Les conflits armés et les déplacements de population

Les conflits armés ont été une source majeure d’insécurité alimentaire en Éthiopie. Le pays a connu une guerre civile dévastatrice dans les années 1970 et 1980, suivie d’un conflit frontalier avec l’Érythrée dans les années 1990 et 2000. Plus récemment, le conflit dans la région du Tigré a entraîné des destructions massives et des déplacements de population à grande échelle.

Les conflits armés perturbent gravement les activités agricoles et les chaînes d’approvisionnement alimentaire. Les champs sont abandonnés, les récoltes détruites, le bétail volé ou tué, et les infrastructures essentielles comme les routes et les marchés sont endommagées. Les populations déplacées se retrouvent souvent dans des camps de réfugiés ou des abris temporaires, dépendantes de l’aide humanitaire pour survivre.

Pendant mon séjour dans la région du Tigré en 2022, j’ai été témoin des conséquences dévastatrices du conflit sur la sécurité alimentaire. Des villages entiers avaient été rasés, et les rares champs encore cultivables étaient jonchés d’épaves de chars et de débris de guerre. Les habitants me racontaient comment leurs réserves de grains avaient été pillées ou brûlées, et comment leur bétail avait été volé ou abattu par les forces armées.

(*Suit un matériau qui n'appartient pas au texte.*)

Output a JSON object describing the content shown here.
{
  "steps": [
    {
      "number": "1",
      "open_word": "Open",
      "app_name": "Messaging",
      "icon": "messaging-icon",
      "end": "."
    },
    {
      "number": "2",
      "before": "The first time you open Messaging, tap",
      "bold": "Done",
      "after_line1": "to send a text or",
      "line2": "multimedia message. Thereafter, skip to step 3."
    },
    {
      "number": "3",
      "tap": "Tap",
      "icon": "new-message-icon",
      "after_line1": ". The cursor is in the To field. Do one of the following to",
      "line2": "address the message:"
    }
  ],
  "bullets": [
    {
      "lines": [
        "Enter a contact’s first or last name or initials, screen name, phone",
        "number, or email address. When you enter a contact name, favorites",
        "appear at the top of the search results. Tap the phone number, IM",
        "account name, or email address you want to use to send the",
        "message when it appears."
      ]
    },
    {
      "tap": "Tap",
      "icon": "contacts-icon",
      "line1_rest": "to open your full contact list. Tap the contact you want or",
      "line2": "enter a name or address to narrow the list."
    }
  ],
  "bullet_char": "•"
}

Les politiques gouvernementales et les inégalités

Les politiques gouvernementales ont également joué un rôle crucial dans l’insécurité alimentaire en Éthiopie. Pendant des décennies, le régime militaire du Derg (1974-1991) a appliqué des politiques économiques désastreuses, notamment la collectivisation forcée des terres et la nationalisation des entreprises privées. Ces mesures ont sapé la productivité agricole et conduit à des pénuries alimentaires généralisées.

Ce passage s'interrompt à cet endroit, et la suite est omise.